DynMoLE: Boosting Mixture of LoRA Experts Fine-Tuning with a Hybrid Routing Mechanism
Dengchun Li, Naizheng Wang, Zihao Zhang, Haoyang Yin, Lei Duan, Meng Xiao, Mingjie Tang
TL;DR
DynMoLE tackles inconsistent expert selection and layer-wise routing demands in Mixture of LoRA Experts by introducing a dynamic, Tsallis-entropy-based routing mechanism. It combines a hybrid routing strategy with an auxiliary Tsallis-entropy loss to reduce router uncertainty and balance expert loads, improving convergence and performance. Empirical results on commonsense reasoning benchmarks show DynMoLE outperforming LoRA by 9.6% and MoLA by 2.3%, with ablations confirming the effectiveness of entropy weighting, entropic index, and threshold choices. The approach offers a practical, parameter-efficient method to enhance MoLE-based fine-tuning for large language models such as LLaMA-2-7B.
Abstract
Instruction-based fine-tuning of large language models (LLMs) has achieved remarkable success in various natural language processing (NLP) tasks. Parameter-efficient fine-tuning (PEFT) methods, such as Mixture of LoRA Experts (MoLE), combine the efficiency of Low-Rank Adaptation (LoRA) with the versatility of Mixture of Experts (MoE) models, demonstrating significant potential for handling multiple downstream tasks. However, the existing routing mechanisms for MoLE often involve a trade-off between computational efficiency and predictive accuracy, and they fail to fully address the diverse expert selection demands across different transformer layers. In this work, we propose DynMoLE, a hybrid routing strategy that dynamically adjusts expert selection based on the Tsallis entropy of the router's probability distribution. This approach mitigates router uncertainty, enhances stability, and promotes more equitable expert participation, leading to faster convergence and improved model performance.

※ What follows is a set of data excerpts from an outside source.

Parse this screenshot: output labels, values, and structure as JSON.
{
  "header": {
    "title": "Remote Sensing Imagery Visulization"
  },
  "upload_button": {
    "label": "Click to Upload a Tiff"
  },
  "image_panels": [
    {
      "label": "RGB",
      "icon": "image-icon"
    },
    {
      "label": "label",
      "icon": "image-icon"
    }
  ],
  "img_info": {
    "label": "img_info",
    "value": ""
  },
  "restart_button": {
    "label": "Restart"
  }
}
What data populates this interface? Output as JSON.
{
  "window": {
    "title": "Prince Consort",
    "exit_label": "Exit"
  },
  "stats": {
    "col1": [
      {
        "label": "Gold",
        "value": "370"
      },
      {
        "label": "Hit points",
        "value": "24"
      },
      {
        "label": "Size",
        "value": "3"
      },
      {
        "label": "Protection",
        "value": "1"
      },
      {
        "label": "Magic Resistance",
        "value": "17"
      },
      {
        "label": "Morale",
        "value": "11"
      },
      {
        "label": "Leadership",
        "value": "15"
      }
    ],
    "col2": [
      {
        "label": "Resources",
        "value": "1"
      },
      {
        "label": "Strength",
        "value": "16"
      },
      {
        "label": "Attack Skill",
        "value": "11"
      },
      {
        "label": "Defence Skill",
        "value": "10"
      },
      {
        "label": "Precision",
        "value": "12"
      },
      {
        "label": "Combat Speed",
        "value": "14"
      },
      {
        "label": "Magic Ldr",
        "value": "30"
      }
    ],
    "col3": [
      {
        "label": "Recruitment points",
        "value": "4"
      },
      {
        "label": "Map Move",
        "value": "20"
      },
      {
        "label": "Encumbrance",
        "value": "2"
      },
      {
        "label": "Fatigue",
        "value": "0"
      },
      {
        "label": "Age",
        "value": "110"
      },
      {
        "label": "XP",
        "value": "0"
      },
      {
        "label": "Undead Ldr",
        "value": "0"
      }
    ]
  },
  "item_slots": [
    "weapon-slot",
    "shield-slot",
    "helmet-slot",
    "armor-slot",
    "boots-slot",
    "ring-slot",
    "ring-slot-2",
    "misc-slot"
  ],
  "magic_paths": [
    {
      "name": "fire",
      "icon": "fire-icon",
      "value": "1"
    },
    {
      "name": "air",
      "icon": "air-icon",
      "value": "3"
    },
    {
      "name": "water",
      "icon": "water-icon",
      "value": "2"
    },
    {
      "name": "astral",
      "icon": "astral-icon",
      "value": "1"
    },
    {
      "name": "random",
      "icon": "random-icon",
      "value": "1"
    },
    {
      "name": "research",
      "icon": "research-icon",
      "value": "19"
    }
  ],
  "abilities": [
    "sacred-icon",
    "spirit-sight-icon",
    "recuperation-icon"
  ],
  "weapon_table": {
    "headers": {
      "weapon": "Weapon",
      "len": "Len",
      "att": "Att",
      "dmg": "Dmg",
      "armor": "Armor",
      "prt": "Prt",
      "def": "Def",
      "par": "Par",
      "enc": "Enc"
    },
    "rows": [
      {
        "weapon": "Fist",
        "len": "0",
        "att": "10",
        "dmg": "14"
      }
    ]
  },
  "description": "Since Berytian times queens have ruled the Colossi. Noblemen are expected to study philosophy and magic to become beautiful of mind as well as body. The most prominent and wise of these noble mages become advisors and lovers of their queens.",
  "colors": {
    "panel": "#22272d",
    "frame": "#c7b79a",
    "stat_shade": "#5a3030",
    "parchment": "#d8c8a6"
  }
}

Additionally, we introduce an auxiliary loss based on Tsallis entropy to further guide the model toward convergence with reduced uncertainty, thereby improving training stability and performance. Our extensive experiments on commonsense reasoning benchmarks demonstrate that DynMoLE achieves substantial performance improvements, outperforming LoRA by 9.6% and surpassing the state-of-the-art MoLE method, MoLA, by 2.3%. We also conduct a comprehensive ablation study to evaluate the contributions of DynMoLE's key components.